No.M43, Preah Trasak Paem St. (63), Phnom Penh

Protect Your Dogs Canine Parvovirus

Canine Parvovirus: Protect Your Dogs

Canine Parvovirus: Protect Your Dogs

As responsible pet owners, it’s crucial to understand the ins and outs of this potentially deadly virus and take proactive steps to protect your dogs.

Canine Parvovirus, which is common in Cambodia, can be deadly if left untreated.

What is parvovirus?

Parvoviruses are a large group of viruses that exist in almost every mammal species. Canine parvovirus (CPV), also known as “parvo”, affects only animals of the canine species (dogs, foxes, wolves). On rare occasions CPV can also affect cats. Parvovirus does not affect humans.

Parvovirus is a highly contagious viral infection.

If left untreated, parvovirus can be fatal. Puppies and dogs with weakened immune systems are particularly vulnerable to the virus.

How does parvovirus affect my dog?

Parvovirus enters a dog’s body either by its mouth or nose. Once inside, the virus will invade the body’s rapidly dividing cells, like cells in the intestinal tract and cells of the immune system.

Dogs of any age can get parvovirus, but unvaccinated dogs and puppies younger than four months old are more at risk than other dogs. Puppies that are exposed to stressful conditions like overcrowding, and living in cages, have a weaker immune system, and get parvovirus easier than other dogs.

How is parvovirus transmitted?

The parvovirus is secreted in large amounts by an infected animal through their vomit and their feces. Parvovirus spreads through direct contact with an infected dog or by indirect contact with their feces/vomit.

Since parvovirus is difficult to disinfect on surfaces, and can survive months to years under the right environmental conditions, dogs that come in contact with previously contaminated surfaces can also get infected with the virus.

What are the symptoms of parvovirus?

An infected dog will often show lethargy and lack of appetite as the first signs. As the disease progresses a dog will begin to show abdominal pain, vomiting and diarrhea (often bloody), which can become rapidly severe. Dehydration and secondary infections can quickly set in, making it a life-threatening situation.

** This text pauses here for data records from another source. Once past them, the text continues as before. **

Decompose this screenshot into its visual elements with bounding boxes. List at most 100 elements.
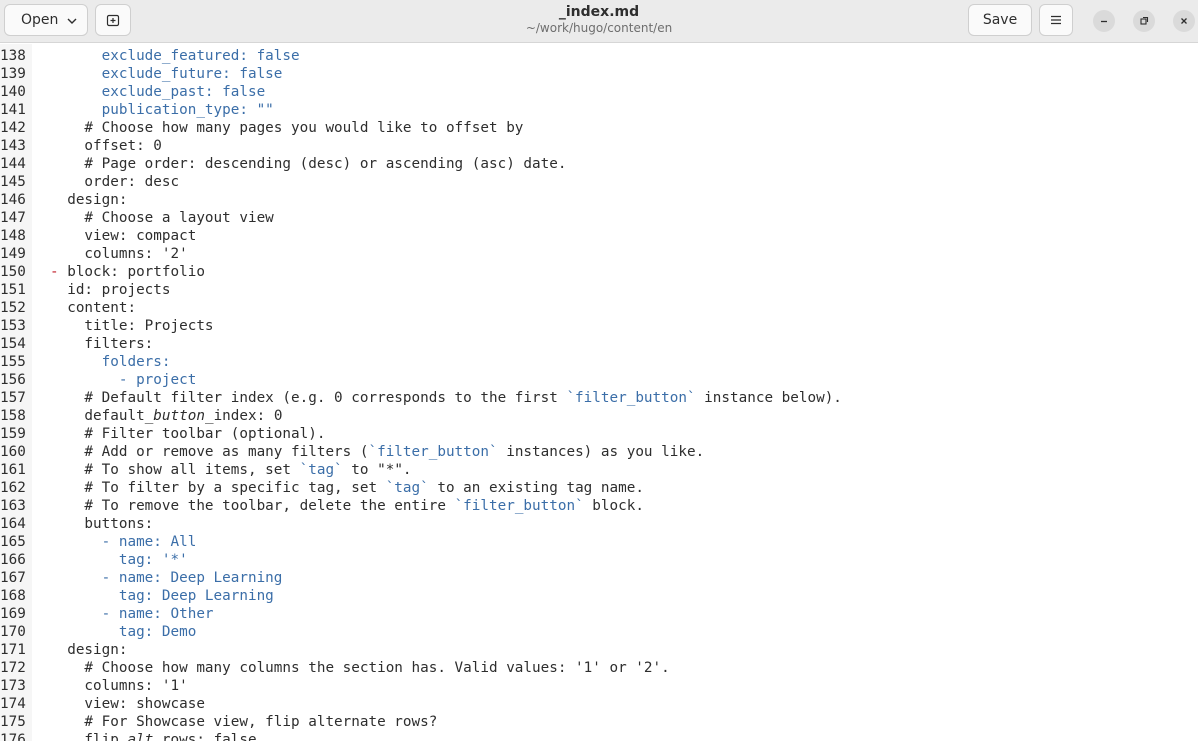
code-line[interactable]: 176 flip_alt_rows: false xyxy=(0,731,1198,741)
code-segment: instance below). xyxy=(695,390,842,406)
line-number: 175 xyxy=(0,714,26,730)
line-text: title: Projects xyxy=(50,317,213,335)
line-number: 142 xyxy=(0,120,26,136)
line-number: 163 xyxy=(0,498,26,514)
line-number: 171 xyxy=(0,642,26,658)
code-line[interactable]: 167 - name: Deep Learning xyxy=(0,569,1198,587)
code-line[interactable]: 168 tag: Deep Learning xyxy=(0,587,1198,605)
line-text: # Choose a layout view xyxy=(50,209,273,227)
code-line[interactable]: 143 offset: 0 xyxy=(0,137,1198,155)
code-segment: index: 0 xyxy=(213,408,283,424)
code-segment: design: xyxy=(50,192,128,208)
line-number: 174 xyxy=(0,696,26,712)
maximize-button[interactable] xyxy=(1133,10,1155,32)
new-tab-icon xyxy=(106,14,120,27)
code-line[interactable]: 159 # Filter toolbar (optional). xyxy=(0,425,1198,443)
code-segment: buttons: xyxy=(50,516,154,532)
line-text: # Default filter index (e.g. 0 correspon… xyxy=(50,389,842,407)
code-segment: # Choose how many pages you would like t… xyxy=(50,120,524,136)
code-line[interactable]: 157 # Default filter index (e.g. 0 corre… xyxy=(0,389,1198,407)
code-line[interactable]: 152 content: xyxy=(0,299,1198,317)
code-line[interactable]: 150 - block: portfolio xyxy=(0,263,1198,281)
code-line[interactable]: 138 exclude_featured: false xyxy=(0,47,1198,65)
open-button-label: Open xyxy=(21,12,59,28)
code-line[interactable]: 141 publication_type: "" xyxy=(0,101,1198,119)
line-text: default_button_index: 0 xyxy=(50,407,282,425)
code-line[interactable]: 170 tag: Demo xyxy=(0,623,1198,641)
code-line[interactable]: 174 view: showcase xyxy=(0,695,1198,713)
code-line[interactable]: 164 buttons: xyxy=(0,515,1198,533)
code-segment: block. xyxy=(583,498,644,514)
line-text: folders: xyxy=(50,353,171,371)
code-line[interactable]: 172 # Choose how many columns the sectio… xyxy=(0,659,1198,677)
line-text: tag: '*' xyxy=(50,551,188,569)
line-text: view: compact xyxy=(50,227,196,245)
code-line[interactable]: 149 columns: '2' xyxy=(0,245,1198,263)
main-menu-button[interactable] xyxy=(1039,4,1073,36)
code-line[interactable]: 173 columns: '1' xyxy=(0,677,1198,695)
code-line[interactable]: 162 # To filter by a specific tag, set `… xyxy=(0,479,1198,497)
code-line[interactable]: 154 filters: xyxy=(0,335,1198,353)
code-segment: design: xyxy=(50,642,128,658)
line-text: - name: Deep Learning xyxy=(50,569,283,587)
code-line[interactable]: 139 exclude_future: false xyxy=(0,65,1198,83)
code-line[interactable]: 161 # To show all items, set `tag` to "*… xyxy=(0,461,1198,479)
code-segment: publication_type: "" xyxy=(50,102,274,118)
code-line[interactable]: 169 - name: Other xyxy=(0,605,1198,623)
code-line[interactable]: 145 order: desc xyxy=(0,173,1198,191)
open-button[interactable]: Open xyxy=(4,4,88,36)
code-segment: block: portfolio xyxy=(67,264,205,280)
close-button[interactable] xyxy=(1173,10,1195,32)
line-number: 170 xyxy=(0,624,26,640)
code-line[interactable]: 142 # Choose how many pages you would li… xyxy=(0,119,1198,137)
close-icon xyxy=(1181,18,1187,24)
line-number: 144 xyxy=(0,156,26,172)
line-text: # For Showcase view, flip alternate rows… xyxy=(50,713,437,731)
code-line[interactable]: 156 - project xyxy=(0,371,1198,389)
line-number: 155 xyxy=(0,354,26,370)
code-line[interactable]: 140 exclude_past: false xyxy=(0,83,1198,101)
code-segment: view: showcase xyxy=(50,696,205,712)
code-line[interactable]: 165 - name: All xyxy=(0,533,1198,551)
text-editor[interactable]: 138 exclude_featured: false 139 exclude_f… xyxy=(0,44,1198,741)
new-tab-button[interactable] xyxy=(95,4,131,36)
code-line[interactable]: 147 # Choose a layout view xyxy=(0,209,1198,227)
line-text: # Choose how many columns the section ha… xyxy=(50,659,669,677)
line-number: 159 xyxy=(0,426,26,442)
code-line[interactable]: 166 tag: '*' xyxy=(0,551,1198,569)
line-number: 150 xyxy=(0,264,26,280)
code-segment: exclude_future: false xyxy=(50,66,283,82)
code-segment: `filter_button` xyxy=(454,498,584,514)
line-number: 145 xyxy=(0,174,26,190)
line-text: # To remove the toolbar, delete the enti… xyxy=(50,497,644,515)
code-line[interactable]: 175 # For Showcase view, flip alternate … xyxy=(0,713,1198,731)
code-segment: - xyxy=(50,264,68,280)
code-line[interactable]: 144 # Page order: descending (desc) or a… xyxy=(0,155,1198,173)
line-number: 153 xyxy=(0,318,26,334)
code-line[interactable]: 160 # Add or remove as many filters (`fi… xyxy=(0,443,1198,461)
line-number: 149 xyxy=(0,246,26,262)
save-button[interactable]: Save xyxy=(968,4,1032,36)
code-line[interactable]: 146 design: xyxy=(0,191,1198,209)
line-number: 176 xyxy=(0,732,26,741)
code-line[interactable]: 158 default_button_index: 0 xyxy=(0,407,1198,425)
code-line[interactable]: 151 id: projects xyxy=(0,281,1198,299)
line-text: # Choose how many pages you would like t… xyxy=(50,119,523,137)
code-segment: tag: Demo xyxy=(50,624,197,640)
code-line[interactable]: 171 design: xyxy=(0,641,1198,659)
line-text: design: xyxy=(50,191,127,209)
code-line[interactable]: 153 title: Projects xyxy=(0,317,1198,335)
line-number: 152 xyxy=(0,300,26,316)
code-line[interactable]: 163 # To remove the toolbar, delete the … xyxy=(0,497,1198,515)
minimize-button[interactable] xyxy=(1093,10,1115,32)
line-text: - project xyxy=(50,371,196,389)
code-line[interactable]: 155 folders: xyxy=(0,353,1198,371)
code-segment: `filter_button` xyxy=(368,444,498,460)
line-text: view: showcase xyxy=(50,695,205,713)
code-line[interactable]: 148 view: compact xyxy=(0,227,1198,245)
code-segment: `tag` xyxy=(385,480,429,496)
line-text: filters: xyxy=(50,335,153,353)
line-text: - name: All xyxy=(50,533,197,551)
code-segment: `tag` xyxy=(299,462,343,478)
code-segment: default xyxy=(50,408,145,424)
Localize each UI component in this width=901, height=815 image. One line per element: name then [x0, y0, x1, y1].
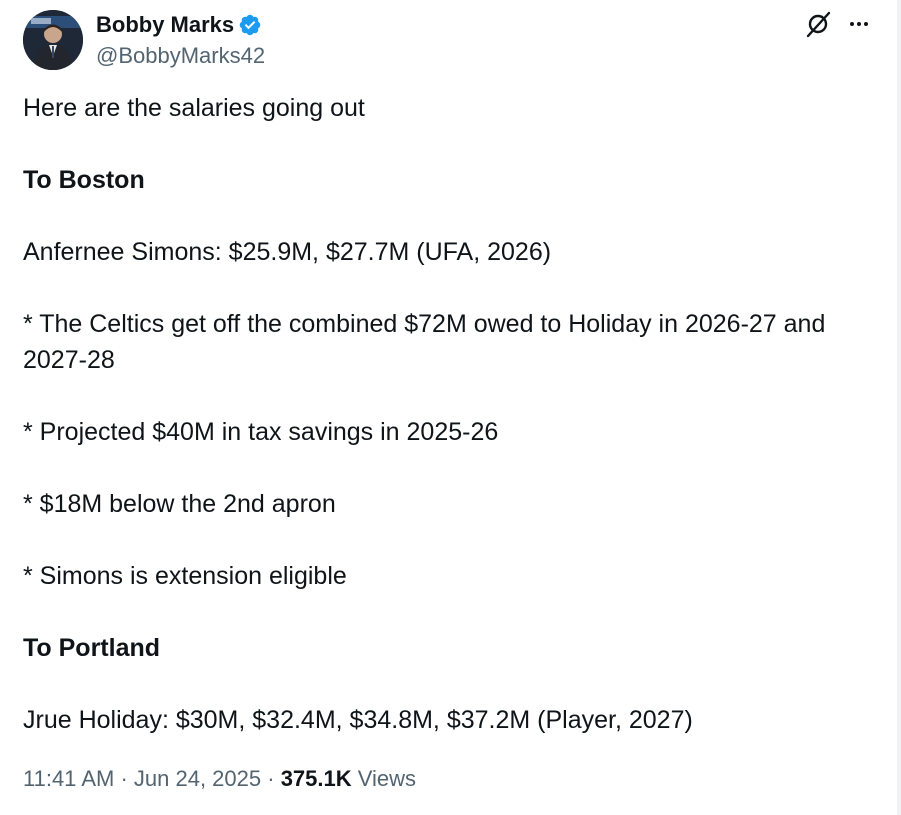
column-divider — [897, 0, 901, 815]
views-count[interactable]: 375.1K — [281, 766, 352, 791]
to-boston-heading: To Boston — [23, 166, 145, 194]
to-portland-heading: To Portland — [23, 634, 161, 662]
grok-icon[interactable] — [804, 10, 832, 38]
tweet-date[interactable]: Jun 24, 2025 — [134, 766, 261, 791]
boston-player-line: Anfernee Simons: $25.9M, $27.7M (UFA, 20… — [23, 238, 552, 266]
verified-badge-icon — [239, 14, 261, 36]
bullet-apron: * $18M below the 2nd apron — [23, 490, 336, 518]
bullet-tax-savings: * Projected $40M in tax savings in 2025-… — [23, 418, 499, 446]
author-handle[interactable]: @BobbyMarks42 — [96, 42, 265, 70]
tweet-time[interactable]: 11:41 AM — [23, 766, 114, 791]
avatar[interactable] — [23, 10, 83, 70]
bullet-extension: * Simons is extension eligible — [23, 562, 347, 590]
meta-separator: · — [114, 766, 134, 791]
views-label: Views — [357, 766, 417, 791]
bullet-celtics-savings: * The Celtics get off the combined $72M … — [23, 310, 826, 374]
tweet-meta: 11:41 AM · Jun 24, 2025 · 375.1K Views — [23, 764, 416, 794]
avatar-image — [23, 10, 83, 70]
author-name-row[interactable]: Bobby Marks — [96, 11, 262, 39]
more-options-icon[interactable] — [845, 12, 873, 36]
portland-player-line: Jrue Holiday: $30M, $32.4M, $34.8M, $37.… — [23, 706, 693, 734]
tweet-intro: Here are the salaries going out — [23, 94, 365, 122]
meta-separator-2: · — [261, 766, 281, 791]
tweet-text: Here are the salaries going out To Bosto… — [23, 90, 883, 738]
author-name[interactable]: Bobby Marks — [96, 11, 234, 39]
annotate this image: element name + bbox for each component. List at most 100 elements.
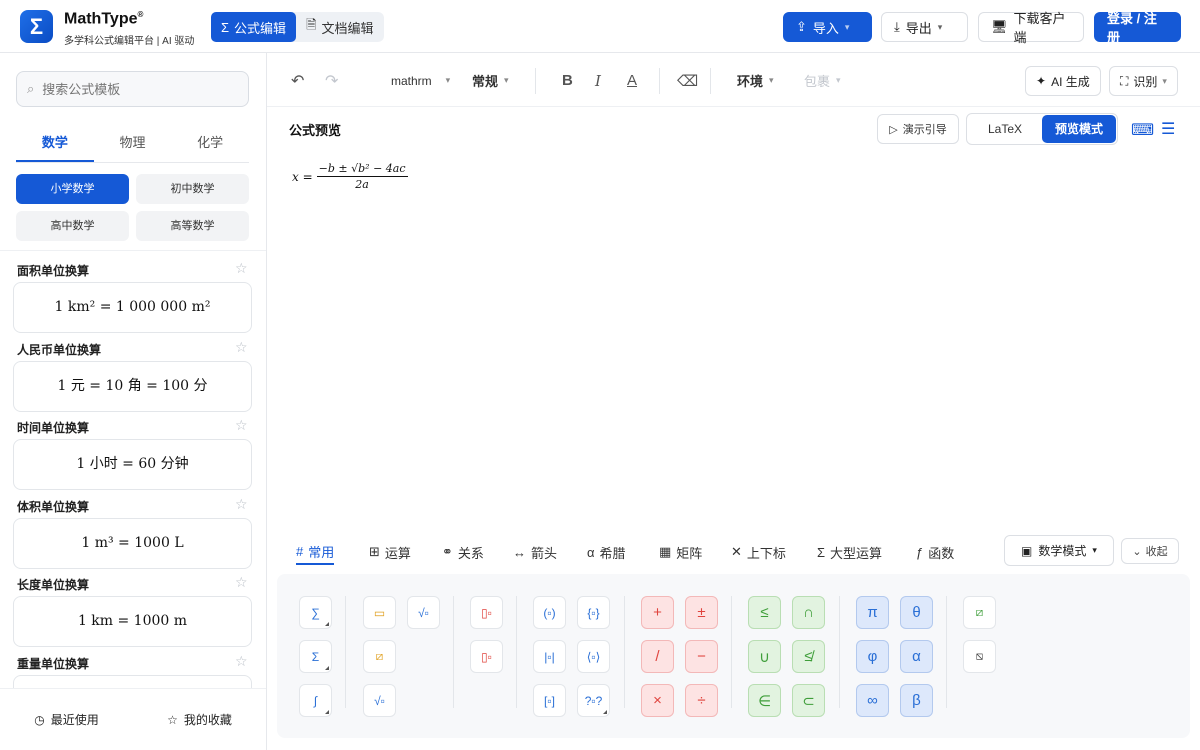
text-color-icon[interactable]: A <box>627 54 637 107</box>
theta-button[interactable]: θ <box>900 596 933 629</box>
custom-brackets-template[interactable]: ?▫? <box>577 684 610 717</box>
chevron-down-icon: ▾ <box>504 75 509 85</box>
star-icon[interactable]: ☆ <box>235 496 248 513</box>
braces-template[interactable]: {▫} <box>577 596 610 629</box>
integral-template[interactable]: ∫ <box>299 684 332 717</box>
tab-document-edit[interactable]: 🗎 文档编辑 <box>296 12 383 42</box>
tab-formula-edit[interactable]: Σ 公式编辑 <box>211 12 297 42</box>
undo-icon[interactable]: ↶ <box>291 54 304 107</box>
tab-chemistry[interactable]: 化学 <box>171 125 249 162</box>
tab-physics[interactable]: 物理 <box>94 125 172 162</box>
math-mode-select[interactable]: ▣ 数学模式 ▾ <box>1004 535 1114 566</box>
times-icon: ✕ <box>731 544 742 559</box>
tab-scripts[interactable]: ✕ 上下标 <box>731 539 786 565</box>
angle-brackets-template[interactable]: ⟨▫⟩ <box>577 640 610 673</box>
alpha-button[interactable]: α <box>900 640 933 673</box>
favorites-button[interactable]: ☆ 我的收藏 <box>133 689 266 750</box>
menu-icon[interactable]: ☰ <box>1161 119 1175 139</box>
tab-matrix[interactable]: ▦ 矩阵 <box>659 539 702 565</box>
star-icon[interactable]: ☆ <box>235 653 248 670</box>
divider <box>516 596 517 708</box>
tab-greek[interactable]: α 希腊 <box>587 539 626 565</box>
style-select[interactable]: 常规 ▾ <box>472 54 509 107</box>
element-of-button[interactable]: ∈ <box>748 684 781 717</box>
not-leq-button[interactable]: ≰ <box>792 640 825 673</box>
divide-button[interactable]: ÷ <box>685 684 718 717</box>
import-button[interactable]: ⇪ 导入 ▾ <box>783 12 872 42</box>
preview-mode-button[interactable]: 预览模式 <box>1042 115 1116 143</box>
plus-minus-button[interactable]: ± <box>685 596 718 629</box>
beta-button[interactable]: β <box>900 684 933 717</box>
brand-subtitle: 多学科公式编辑平台 | AI 驱动 <box>64 36 195 47</box>
subscript-template[interactable]: ▯▫ <box>470 640 503 673</box>
collapse-button[interactable]: ⌄ 收起 <box>1121 538 1179 564</box>
wrap-select[interactable]: 包裹 ▾ <box>804 54 841 107</box>
eraser-icon[interactable]: ⌫ <box>677 54 698 107</box>
grade-advanced[interactable]: 高等数学 <box>136 211 249 241</box>
keyboard-icon[interactable]: ⌨ <box>1131 120 1154 140</box>
tab-arrows[interactable]: ↔ 箭头 <box>513 539 557 565</box>
slash-button[interactable]: / <box>641 640 674 673</box>
tab-functions[interactable]: ƒ 函数 <box>916 539 954 565</box>
minus-button[interactable]: − <box>685 640 718 673</box>
template-search[interactable]: ⌕ <box>16 71 249 107</box>
download-client-button[interactable]: 🖥 下载客户端 <box>978 11 1084 45</box>
plus-button[interactable]: + <box>641 596 674 629</box>
pi-button[interactable]: π <box>856 596 889 629</box>
recognize-button[interactable]: ⛶ 识别 ▾ <box>1109 66 1178 96</box>
cancel-template[interactable]: ⧅ <box>963 640 996 673</box>
template-formula-card[interactable]: 1 km = 1000 m <box>13 596 252 647</box>
sum-template[interactable]: Σ <box>299 640 332 673</box>
subset-button[interactable]: ⊂ <box>792 684 825 717</box>
star-icon[interactable]: ☆ <box>235 574 248 591</box>
tab-relations[interactable]: ⚭ 关系 <box>442 539 484 565</box>
login-button[interactable]: 登录 / 注册 <box>1094 11 1181 45</box>
parentheses-template[interactable]: (▫) <box>533 596 566 629</box>
grade-senior[interactable]: 高中数学 <box>16 211 129 241</box>
tab-operations[interactable]: ⊞ 运算 <box>369 539 411 565</box>
tab-large-operators[interactable]: Σ 大型运算 <box>817 539 882 565</box>
template-formula-card[interactable]: 1 元 = 10 角 = 100 分 <box>13 360 252 412</box>
grade-junior[interactable]: 初中数学 <box>136 174 249 204</box>
phi-button[interactable]: φ <box>856 640 889 673</box>
tab-common[interactable]: # 常用 <box>296 539 335 565</box>
template-formula-card[interactable] <box>13 674 252 688</box>
template-formula-card[interactable]: 1 km² = 1 000 000 m² <box>13 282 252 333</box>
font-select[interactable]: mathrm ▾ <box>391 54 450 107</box>
intersection-button[interactable]: ∩ <box>792 596 825 629</box>
star-icon[interactable]: ☆ <box>235 417 248 434</box>
latex-mode-button[interactable]: LaTeX <box>968 115 1042 143</box>
square-brackets-template[interactable]: [▫] <box>533 684 566 717</box>
sqrt-template[interactable]: √▫ <box>363 684 396 717</box>
infinity-button[interactable]: ∞ <box>856 684 889 717</box>
star-icon[interactable]: ☆ <box>235 260 248 277</box>
cancel-green-template[interactable]: ⧄ <box>963 596 996 629</box>
root-template[interactable]: √▫ <box>407 596 440 629</box>
divider <box>624 596 625 708</box>
slash-fraction-template[interactable]: ⧄ <box>363 640 396 673</box>
times-button[interactable]: × <box>641 684 674 717</box>
bold-icon[interactable]: B <box>562 54 573 107</box>
leq-button[interactable]: ≤ <box>748 596 781 629</box>
formula-preview[interactable]: x = −b ± √b² − 4ac 2a <box>292 162 408 191</box>
environment-select[interactable]: 环境 ▾ <box>737 54 774 107</box>
abs-template[interactable]: |▫| <box>533 640 566 673</box>
tab-math[interactable]: 数学 <box>16 125 94 162</box>
search-input[interactable] <box>42 81 223 97</box>
star-icon[interactable]: ☆ <box>235 339 248 356</box>
template-formula-card[interactable]: 1 小时 = 60 分钟 <box>13 439 252 490</box>
italic-icon[interactable]: I <box>595 54 601 107</box>
demo-guide-button[interactable]: ▷ 演示引导 <box>877 114 959 144</box>
sum-limits-template[interactable]: ∑ <box>299 596 332 629</box>
superscript-template[interactable]: ▯▫ <box>470 596 503 629</box>
export-button[interactable]: ⤓ 导出 ▾ <box>881 12 968 42</box>
redo-icon[interactable]: ↷ <box>325 54 338 107</box>
fraction-template[interactable]: ▭ <box>363 596 396 629</box>
arrow-icon: ↔ <box>513 544 526 560</box>
union-button[interactable]: ∪ <box>748 640 781 673</box>
grade-primary[interactable]: 小学数学 <box>16 174 129 204</box>
recent-button[interactable]: ◷ 最近使用 <box>0 689 133 750</box>
template-formula-card[interactable]: 1 m³ = 1000 L <box>13 517 252 569</box>
ai-generate-button[interactable]: ✦ AI 生成 <box>1025 66 1101 96</box>
sparkle-icon: ✦ <box>1036 74 1047 88</box>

So, how is parvovirus treated?

How is parvovirus treated?

If a dog contracts parvovirus, swift and appropriate treatment is crucial. There is no treatment that directly combats the virus, the aim of treatment is to support the body and counteract the symptoms whilst the immune system fights off the virus. Therefore, treatment of parvovirus usually requires hospitalization. Intravenous fluids will need to be administered to maintain hydration and restore electrolyte balance.

Medications to control vomiting and diarrhea, as well as antibiotics to prevent secondary infections and gastric protectants to protect the intestinal mucosa, are also administered. Intensive care may be required, and the duration of hospitalization depends on the severity of the case. Even with early and effective treatment, survival rates are only around 50% on average. The best way to combat parvovirus is prevention rather than treatment.

How to protect my pet from parvovirus?

Vaccination against parvovirus should be started at two months of age, and depending on the environmental settings that a puppy will live in, it will need one or two boosters of the vaccine. Until your pet has completed his/her primary vaccination course, it is advisable to keep them indoors.

Adult dogs should also receive regular vaccinations to maintain immunity. Pet vaccinations are a cornerstone of responsible pet ownership and health protection.

When adopting (or buying) a pet make sure to contact a reputable shelter like Animal Rescue Cambodia who follow proper vaccine protocols.

If your dog has had parvovirus, clean contaminated areas by using a dilution of bleach and water 1:30 to soak the area for at least 10 minutes to ensure that the virus is killed.

Maintaining a clean living environment is equally important. Parvovirus is resilient and can survive in the environment for months or even years. Disinfecting living spaces, removing feces promptly, and minimizing contact with potentially contaminated areas can significantly reduce the risk of infection.